Zatacka is a multiplayer game played generally on one computer. You can view it’s source on Github and play the game on the website.
But what’s more interesting from a techinal perspective is that how I got there (strong JavaScript warning).
Firstly I finished a version where I based all my knowledge on the actual pixels of the canvas. I called getImageData for the entire canvas because calling it is very costy. That means creating a Uint8ClampedArray with the size of boardWidth * boardHeight * 4
(4: red, green, blue, alpha) bytes which is around 3.4MiB for my normal sized (654x1366) screen. If I make an array that big at every 16ms (60fps) then that fills in my 4GiB memory in 19 seconds (note: there is no way to reuse the buffer). This time is similar at different screen and memory sizes, and is definitely not good. The forced garbage collecting introduces way too big lags.

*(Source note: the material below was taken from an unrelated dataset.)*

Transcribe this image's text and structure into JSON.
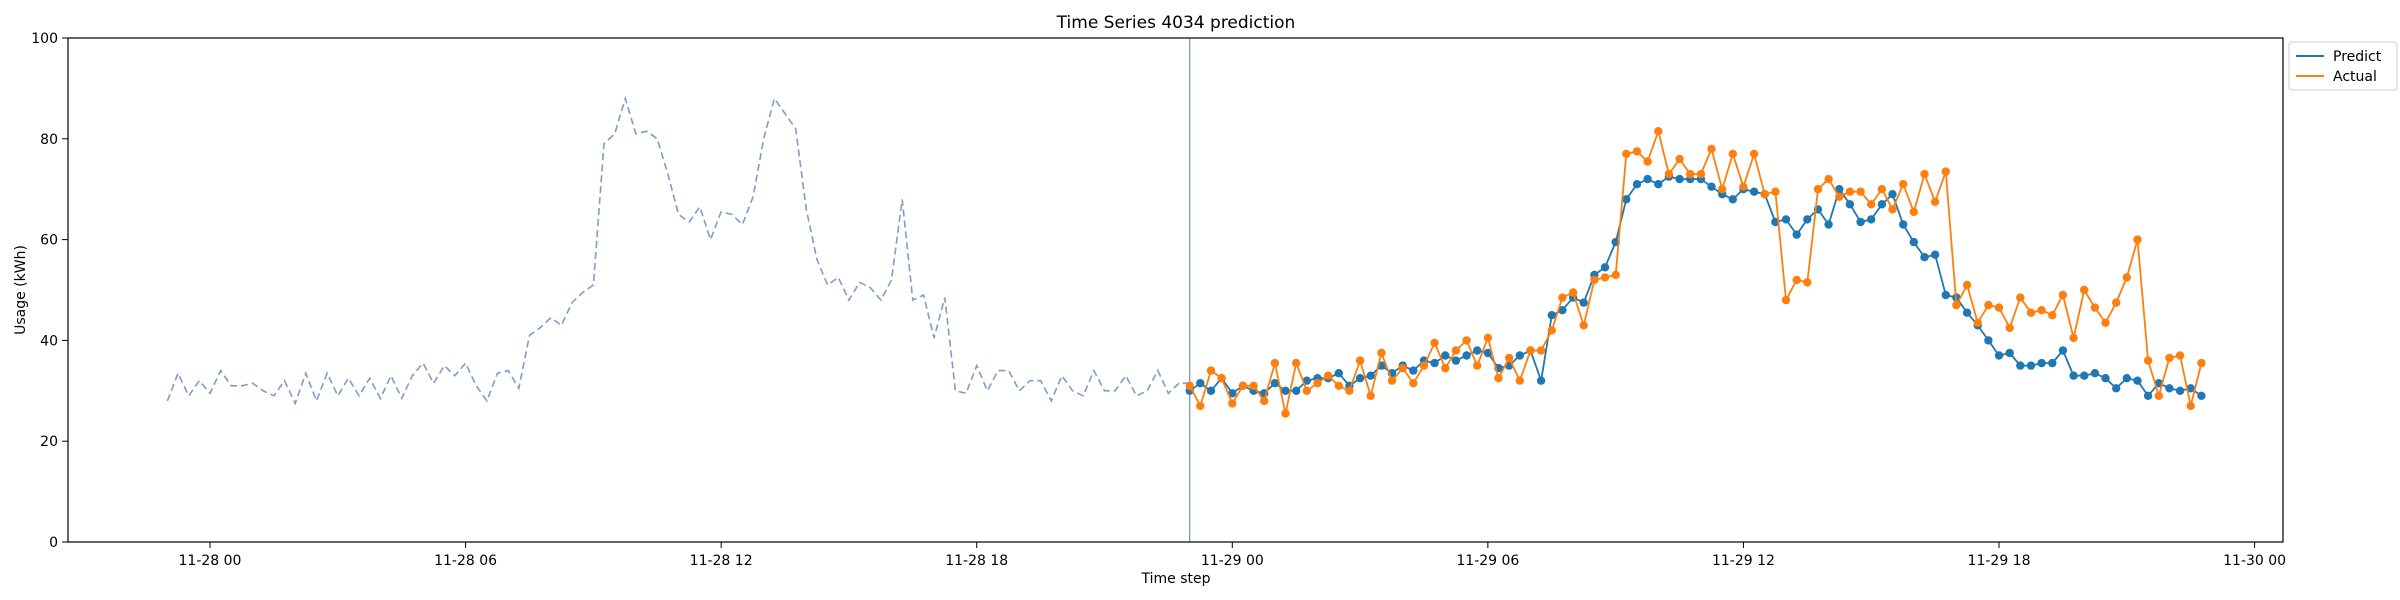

So next I tried many small getImageData calls. Six 10x10 getImageData call is around 15ms (at this point I have to mention that my laptop is low-end with its i3-3217U processor; if I have no performance problem, not many will have). JavaScript’s performance is not really consistent, so occasionally it still had a little lag.
Okay, then I shouldn’t use getImageData. I’ll maintain the image data myself and then paint it with putImageData. Well, putImageData turned out to be way more expensive.
My final attempt was to maintain the canvas and a different array with all the needed data, so I don’t have to call get/putImageData at all. Out of 2940 frames, 11 frames were above 1ms, and they were [1.6199999999953434, 1.2799999999988358, 1.1599999999743886, 1.1400000000139698, 1.2600000000093132, 2.2399999999906868, 1.040000000008149, 1.040000000008149, 2.860000000015134, 6.1600000000034925, 1.0799999999871943, 1.0399999999790452]
with completely incoherent indicies.
That’s a freakingly good performance.